Arthur has written about this disappointing, maddening turn of events here, citing powerful commentary by Matt Taibbi:

As for everyone else -- specifically, the Democrats who sponsored and passed the timetable measure -- they benefited from the bill most directly, riding a crest of antiwar sentiment and setting the Democrats up as the party that will look the best in the eyes of frustrated, war-fatigued voters in 2008. But lost amid all of this antiwar posturing were a series of inconvenient truths. One was that the bill was always going to be meaningless because Bush was always going to veto it, there were never going to be enough votes to override the veto, and everybody knew there were never going to be enough votes to override the veto. The second is that the timetable measure was buried in an emergency spending bill to pay for military operations in Iraq and Afghanistan, a bill that ended up authorizing $122 billion in spending when the supposedly evil, warmongering, politically isolated Bush White House only asked for $103 billion.
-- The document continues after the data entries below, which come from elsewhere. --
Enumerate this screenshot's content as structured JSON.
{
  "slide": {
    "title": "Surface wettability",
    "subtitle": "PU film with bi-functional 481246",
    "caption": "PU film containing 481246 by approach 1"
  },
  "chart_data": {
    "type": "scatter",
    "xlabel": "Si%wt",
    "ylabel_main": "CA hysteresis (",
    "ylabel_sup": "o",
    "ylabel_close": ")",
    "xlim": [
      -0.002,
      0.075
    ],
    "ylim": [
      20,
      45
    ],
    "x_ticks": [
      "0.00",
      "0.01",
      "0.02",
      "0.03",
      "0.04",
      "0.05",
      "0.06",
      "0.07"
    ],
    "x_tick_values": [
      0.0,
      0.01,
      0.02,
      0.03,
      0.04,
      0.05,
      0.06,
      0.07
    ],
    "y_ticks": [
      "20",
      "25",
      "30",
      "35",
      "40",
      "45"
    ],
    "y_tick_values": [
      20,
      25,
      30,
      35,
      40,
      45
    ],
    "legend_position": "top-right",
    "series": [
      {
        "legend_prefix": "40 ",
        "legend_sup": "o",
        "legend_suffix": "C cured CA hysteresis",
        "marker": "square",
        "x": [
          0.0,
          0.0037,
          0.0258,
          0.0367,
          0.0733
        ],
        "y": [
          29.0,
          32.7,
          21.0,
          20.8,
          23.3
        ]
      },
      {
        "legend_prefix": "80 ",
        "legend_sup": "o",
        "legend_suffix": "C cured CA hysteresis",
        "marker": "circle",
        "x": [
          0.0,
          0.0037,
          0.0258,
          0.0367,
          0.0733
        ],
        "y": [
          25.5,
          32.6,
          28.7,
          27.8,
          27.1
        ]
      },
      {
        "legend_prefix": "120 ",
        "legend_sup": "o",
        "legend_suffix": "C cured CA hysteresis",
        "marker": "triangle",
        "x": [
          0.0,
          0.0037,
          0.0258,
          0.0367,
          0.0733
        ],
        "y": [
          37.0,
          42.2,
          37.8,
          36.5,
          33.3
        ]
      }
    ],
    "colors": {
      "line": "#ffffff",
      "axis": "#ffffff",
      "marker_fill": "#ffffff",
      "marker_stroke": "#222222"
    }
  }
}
In other words, the outwardly combative Democratic leadership not only refused to do anything substantive to bring the troops home, it actually tossed Bush an extra $20 billion or for the war effort without prodding.
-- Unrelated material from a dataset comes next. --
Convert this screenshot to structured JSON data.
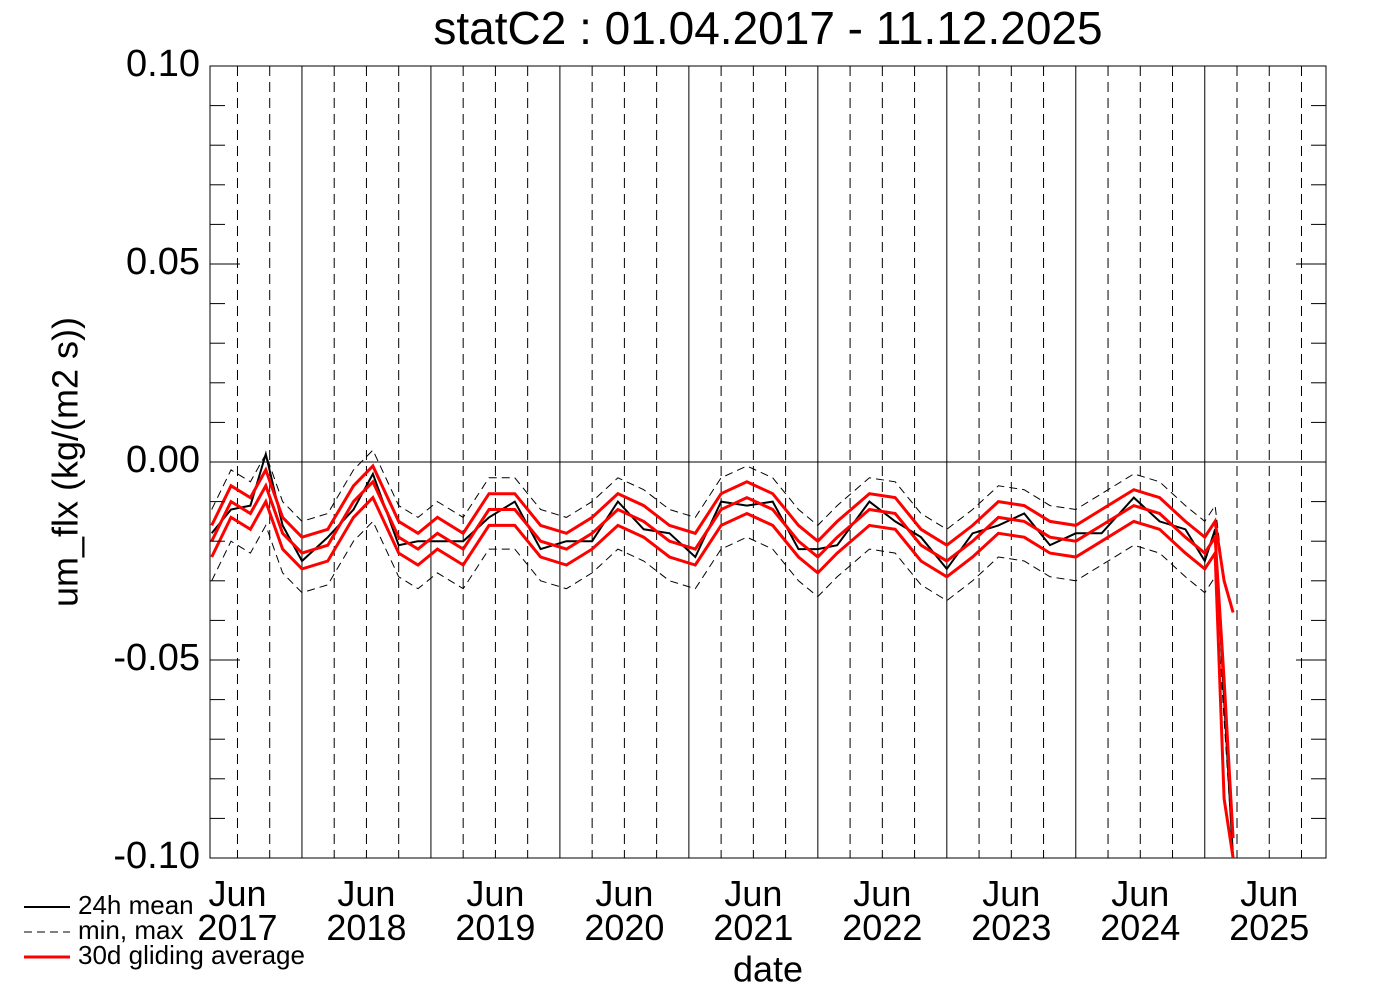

In my visits to Washington in the past few months I've heard different stories from Democratic congressional aides about what the party's intentions are. Some say they think the leadership is just going to stall and pass a bunch of non-binding, symbolic, Kumbayah horseshit to help propel whoever the Democratic candidate is into the White House two years from now. Others claim with a straight face that all of these non-binding resolutions are only a start, that the strategy is to really end the war via a death-by-a-thousand-cuts type of legislative grind, with the leadership sending to the floor bill after bill after bill designed to eat away at either war policy or war funding. They claim that all of these votes are exercises in coalition-building, necessary steps to gathering the support needed to pass real biting measures later on.

Dave Lindorff:

Despite polls showing that 6 in 10 Americans want the U.S. out of Iraq asap, the best that this crew can come up with is a call-not binding, or course-for the president to pull out the troops by next spring or even summer. That would be over a year from now, and more than five years (!) into this criminal and incredibly stupid war.

At the rate things have been going, it would also be perhaps 1000 more dead Americans, 14,000 more gravely wounded Americans, and 100-150,000 more dead Iraqis later.
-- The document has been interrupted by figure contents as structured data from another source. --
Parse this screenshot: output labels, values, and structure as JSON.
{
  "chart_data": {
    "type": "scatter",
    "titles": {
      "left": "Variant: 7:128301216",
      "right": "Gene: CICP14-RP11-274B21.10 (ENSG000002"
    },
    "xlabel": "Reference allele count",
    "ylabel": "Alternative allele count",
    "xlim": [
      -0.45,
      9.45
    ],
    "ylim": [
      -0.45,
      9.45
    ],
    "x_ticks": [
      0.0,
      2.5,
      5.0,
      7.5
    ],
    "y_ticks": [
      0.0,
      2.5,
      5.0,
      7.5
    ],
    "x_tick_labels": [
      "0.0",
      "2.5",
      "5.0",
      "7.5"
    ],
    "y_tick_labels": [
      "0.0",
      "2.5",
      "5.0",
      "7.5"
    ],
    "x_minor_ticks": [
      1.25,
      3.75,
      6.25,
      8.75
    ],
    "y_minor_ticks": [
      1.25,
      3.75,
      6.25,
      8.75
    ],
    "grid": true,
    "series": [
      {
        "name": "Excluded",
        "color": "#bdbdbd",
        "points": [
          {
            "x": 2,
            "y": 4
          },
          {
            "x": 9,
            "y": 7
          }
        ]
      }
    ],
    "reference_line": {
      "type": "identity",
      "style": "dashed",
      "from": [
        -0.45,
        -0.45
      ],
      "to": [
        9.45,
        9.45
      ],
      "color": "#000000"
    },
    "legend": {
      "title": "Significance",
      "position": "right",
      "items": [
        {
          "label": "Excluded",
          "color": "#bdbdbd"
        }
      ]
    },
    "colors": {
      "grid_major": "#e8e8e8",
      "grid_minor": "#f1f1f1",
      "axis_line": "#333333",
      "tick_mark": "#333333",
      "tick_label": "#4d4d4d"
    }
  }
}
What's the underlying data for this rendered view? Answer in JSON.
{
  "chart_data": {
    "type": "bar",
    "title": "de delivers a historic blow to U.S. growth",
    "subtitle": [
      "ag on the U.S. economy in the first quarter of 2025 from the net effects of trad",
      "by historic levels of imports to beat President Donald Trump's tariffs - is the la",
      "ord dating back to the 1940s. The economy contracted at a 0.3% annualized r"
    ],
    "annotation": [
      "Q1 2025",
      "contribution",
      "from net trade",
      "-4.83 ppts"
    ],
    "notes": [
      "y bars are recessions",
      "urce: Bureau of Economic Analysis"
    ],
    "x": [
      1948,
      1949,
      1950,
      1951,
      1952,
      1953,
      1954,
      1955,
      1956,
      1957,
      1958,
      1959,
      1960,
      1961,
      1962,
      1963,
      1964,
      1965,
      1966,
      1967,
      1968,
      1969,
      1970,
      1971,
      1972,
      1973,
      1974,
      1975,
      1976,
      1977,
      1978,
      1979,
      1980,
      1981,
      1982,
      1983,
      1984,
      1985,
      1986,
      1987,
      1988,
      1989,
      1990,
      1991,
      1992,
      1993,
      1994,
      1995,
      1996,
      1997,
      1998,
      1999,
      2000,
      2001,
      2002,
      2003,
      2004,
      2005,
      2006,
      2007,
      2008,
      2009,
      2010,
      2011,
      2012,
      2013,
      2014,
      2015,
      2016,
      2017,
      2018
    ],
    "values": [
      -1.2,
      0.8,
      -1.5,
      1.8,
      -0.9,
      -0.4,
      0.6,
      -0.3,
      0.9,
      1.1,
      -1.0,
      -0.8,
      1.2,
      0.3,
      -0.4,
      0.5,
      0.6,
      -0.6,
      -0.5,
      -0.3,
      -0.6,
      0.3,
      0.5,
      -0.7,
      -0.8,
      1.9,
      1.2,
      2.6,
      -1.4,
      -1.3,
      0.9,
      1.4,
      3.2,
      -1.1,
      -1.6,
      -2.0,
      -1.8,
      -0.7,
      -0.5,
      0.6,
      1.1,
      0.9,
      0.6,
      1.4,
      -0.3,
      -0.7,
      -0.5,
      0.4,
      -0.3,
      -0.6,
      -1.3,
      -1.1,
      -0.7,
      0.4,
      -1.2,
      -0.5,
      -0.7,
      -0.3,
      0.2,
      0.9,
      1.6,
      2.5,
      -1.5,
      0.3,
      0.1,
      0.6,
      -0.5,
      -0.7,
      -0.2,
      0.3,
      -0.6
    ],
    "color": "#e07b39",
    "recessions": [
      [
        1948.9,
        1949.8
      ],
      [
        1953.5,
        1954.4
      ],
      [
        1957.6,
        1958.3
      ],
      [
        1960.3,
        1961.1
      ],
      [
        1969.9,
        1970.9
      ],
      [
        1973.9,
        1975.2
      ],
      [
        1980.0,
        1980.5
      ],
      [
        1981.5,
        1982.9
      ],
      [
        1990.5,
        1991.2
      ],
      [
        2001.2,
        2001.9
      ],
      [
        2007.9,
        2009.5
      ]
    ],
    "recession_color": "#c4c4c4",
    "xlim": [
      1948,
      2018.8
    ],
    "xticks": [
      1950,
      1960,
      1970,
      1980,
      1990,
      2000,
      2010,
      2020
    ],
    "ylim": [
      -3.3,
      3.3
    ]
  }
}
This is not exactly the legacy I thought we had stumbled upon last November. More and more I'm coming to realize that Arthur's thoughts on the Democrat's predilection for imperialistic policies dating back to Woodrow Wilson (which are in many ways worse than those of Republicans--mainly because they are much more competent about executing those policies and achieving maximum results):

In effect, Democrats (and many liberal and progressive bloggers) would have you believe that something like the Iraq disaster would never occur if the Democrats were in charge.

This is flatly false. It is a lie offered for the least admirable and most petty of ignoble partisan motives. The Democrats would have you forget Woodrow Wilson and World War I, and the century of conflict to which our entrance into that war led (and the effects of which still play out in the Middle East and beyond today); they would have you forget Vietnam, which parallels the Iraq catastrophe in ways beyond counting -- and they would have you forget the Balkans and Kosovo.


I'm rapidly coming to the conclusion that there aren't any candidates out there who will be around after the primaries worth even considering, and yet one of them will be in the White House trying to figure out the next chapter in this whole sordid mess on 1/20/09. How far the conflaguration has spread by then God only knows, and even that entity may have averted its eyes from the mess we may have made of things by then.

UPDATE 31 MAR 07:

In an interview with Think Progress Mike Gravel has plenty to say about this:

I think it’s ridiculous legislation. Truthfully, truthfully. Here, when they’re talking about getting out of Iraq next year, what about the people that die between now and then when they know they’re going to get out? What about the families of those people that going to get killed between now and then? We need to get out now.

A year from now isn’t going to make it any better. And I have my suspicions that — whether Democrats or Republicans — they’re not going to get out of Iraq, even after the election. I don’t care who’s elected.